廣東話一句,馬死落地行 (literal translation: If the horse dies, walk.)
你唔接受現實改變自己
咁社會就會淘汰你
佢肯放低自己啦
好多人做唔到

Translated, it roughly means: When life gives you lemons, make lemonade. Unless you accept reality and make changes, the society will move on without you. He’s willing to let go of his ego. Not many people can do that.

Indeed. It’s a tough period for everyone, and it will continue to be challenging for everyone. It’s not the time to be picky about what you do to make a living. You go wherever there is demand. It doesn’t matter if you are a photographer who graduated from one of the top universities in Singapore or if you are a business owner who’s used to having people work with and/or for you. If things are not working out, pivoting is key.

When the Circuit Breaker was first introduced, I knew my photography and videography business would be in trouble. I didn’t believe that things would return to normalcy after a month, so I quickly turned to employing my other skillsets to continue making a living while working from home. True enough, just a week before the Circuit Breaker measures were supposed to be lifted on 4 May, we were told that it would be extended by four weeks. And just when everyone was about to rejoice that the Circuit Breaker would finally end on 2 June, we were told that there will be three phases to reopening the economy. Essentially, Phase One is not that much different from the Circuit Breaker and it will last… for another four weeks at least.
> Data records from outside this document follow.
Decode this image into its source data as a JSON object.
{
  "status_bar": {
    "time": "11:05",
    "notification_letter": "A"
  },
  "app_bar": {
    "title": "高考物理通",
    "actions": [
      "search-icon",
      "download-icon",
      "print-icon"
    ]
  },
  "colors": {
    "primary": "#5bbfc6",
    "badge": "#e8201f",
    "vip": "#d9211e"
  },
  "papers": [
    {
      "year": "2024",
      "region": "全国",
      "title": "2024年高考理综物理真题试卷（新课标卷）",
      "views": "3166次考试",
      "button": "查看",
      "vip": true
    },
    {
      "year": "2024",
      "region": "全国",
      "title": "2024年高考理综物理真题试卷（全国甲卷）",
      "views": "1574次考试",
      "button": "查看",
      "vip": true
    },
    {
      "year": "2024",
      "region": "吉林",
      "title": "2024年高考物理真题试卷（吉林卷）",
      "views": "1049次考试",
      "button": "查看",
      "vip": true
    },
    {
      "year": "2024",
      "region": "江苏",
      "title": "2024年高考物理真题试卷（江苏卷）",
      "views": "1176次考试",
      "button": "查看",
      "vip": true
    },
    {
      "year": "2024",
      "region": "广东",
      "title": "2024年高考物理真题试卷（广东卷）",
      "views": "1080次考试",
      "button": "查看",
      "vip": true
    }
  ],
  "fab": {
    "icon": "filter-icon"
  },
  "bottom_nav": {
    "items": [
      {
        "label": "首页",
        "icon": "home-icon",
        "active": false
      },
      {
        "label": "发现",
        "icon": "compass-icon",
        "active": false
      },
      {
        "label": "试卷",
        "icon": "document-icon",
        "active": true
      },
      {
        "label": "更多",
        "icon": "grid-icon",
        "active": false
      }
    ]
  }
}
Had I not taken immediate action to tap on my other income-generating skills, I might be in deep trouble by now; the demands for certain jobs would have been met by people who were ready to supply it.

That said, when I first pivoted, I was still unwilling to let go of my rate per hour. I mean, why would I work more hours for less money! … right? But it only took a few weeks for me to realise that I am not in control of the economy and that clients have more choices now because the market is saturated by people who have lost their other sources of income. In other words, the supply has surpassed the demand.

I certainly look forward to getting back into business. But for now, I’ll just have to ride on my attitude to life, which is to go with the flow and take a step at a time.